これによって、重要な疑問が生じます。このリサイクル戦略は、リスクのない収益につながるのでしょうか?
リスク、関連性、将来の見通し
ペンドルの収益は歴史的に、借入コストを常に大幅に上回っており、レバレッジなしの平均スプレッドは約8.8%です。清算リスクは、フロアプライスとキルスイッチを備えたAaveのPTオラクルメカニズムによってさらに軽減されます。このメカニズムが作動すると、LTV(ローン対価値比率)がゼロになり、市場が凍結され、不良債権の蓄積が防止されます。

Pendle の PT-USDe 9 月満期を例にとると、リスク チームはオラクルの初期割引率を年 7.6% に設定し、極端な市場圧力下では最大 31.1% (サーキットブレーカーしきい値) の割引を許可しました。
以下のグラフは、さまざまな証券タイプの LTV を示しています (割引がキル スイッチ フロアに達すると、清算が事実上不可能になるため、PT 担保は常に清算しきい値を上回るように計算されています)。

生態系の相互接続性
AaveはUSDDeとそのデリバティブをUSDTと同じ価値で引き受けるため、市場参加者は大規模な循環戦略を実行できます。しかし、これはAave、Pendle、Ethenaのリスクをより密接に結び付けることになります。担保供給上限が引き上げられるたびに、循環戦略の利用者によって資金プールが急速に満たされます。

現在、Aave の USDC 供給は PT-USDe 担保によってますます裏付けられており、リボルビング戦略のユーザーは USDC を借りてそれを PT トークンに投資し、USDC を構造的にシニア トランシェに似たものにしています。つまり、保有者は高い利用率により高い APR を受け取り、極端な不良債権イベントが発生しない限り、ほとんどの場合不良債権リスクから保護されます。

スケーラビリティと生態学的利益の分配
この戦略が将来的に拡大を続けられるかどうかは、AaveがPT-USDeの担保上限を継続的に引き上げる意思があるかどうかにかかっています。リスクチームは現在、11億ドルの追加増額を含む頻繁な上限引き上げを支持しています。しかしながら、政策規制により、上限の引き上げは従来の上限の2倍以下に制限されており、少なくとも3日間の間隔をあける必要があります。
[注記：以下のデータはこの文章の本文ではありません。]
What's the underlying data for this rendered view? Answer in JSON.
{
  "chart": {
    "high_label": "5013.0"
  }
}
環境の観点から見ると、このリサイクル戦略は複数の関係者に利益をもたらします。
- Pendle: YTから5%の手数料が請求されます。
- Aave: USDC 貸出金利の 10% が準備金として使用されます。
- Ethena:将来、取引手数料の切り替えが有効になった後は、手数料の約 10% を徴収する予定です。
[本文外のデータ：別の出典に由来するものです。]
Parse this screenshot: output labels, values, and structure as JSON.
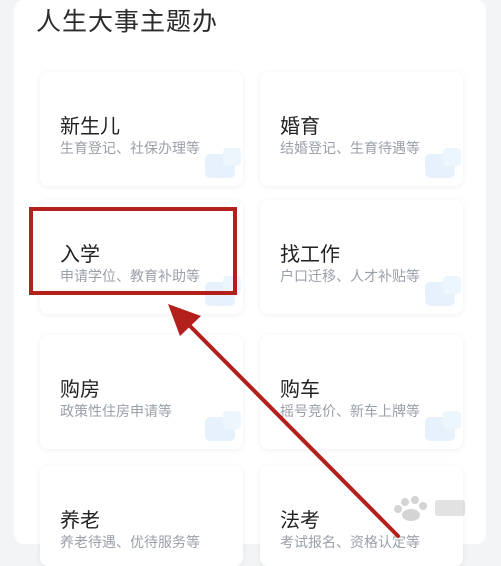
{
  "section": {
    "title": "人生大事主题办"
  },
  "cards": [
    {
      "title": "新生儿",
      "desc": "生育登记、社保办理等"
    },
    {
      "title": "婚育",
      "desc": "结婚登记、生育待遇等"
    },
    {
      "title": "入学",
      "desc": "申请学位、教育补助等"
    },
    {
      "title": "找工作",
      "desc": "户口迁移、人才补贴等"
    },
    {
      "title": "购房",
      "desc": "政策性住房申请等"
    },
    {
      "title": "购车",
      "desc": "摇号竞价、新车上牌等"
    },
    {
      "title": "养老",
      "desc": "养老待遇、优待服务等"
    },
    {
      "title": "法考",
      "desc": "考试报名、资格认定等"
    }
  ],
  "annotation": {
    "highlight_color": "#b3201c"
  }
}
全体として、AaveはUSDTをアンカーとして利用し、割引上限を設定することでPendle PT-USDeの引受サポートを提供し、リボルビング戦略の効率的な運用と高い利益の維持を可能にしています。しかしながら、この高レバレッジ構造はシステムリスクも伴います。いずれかの側で問題が発生すると、Aave、Pendle、Ethena全体に波及効果が生じる可能性があります。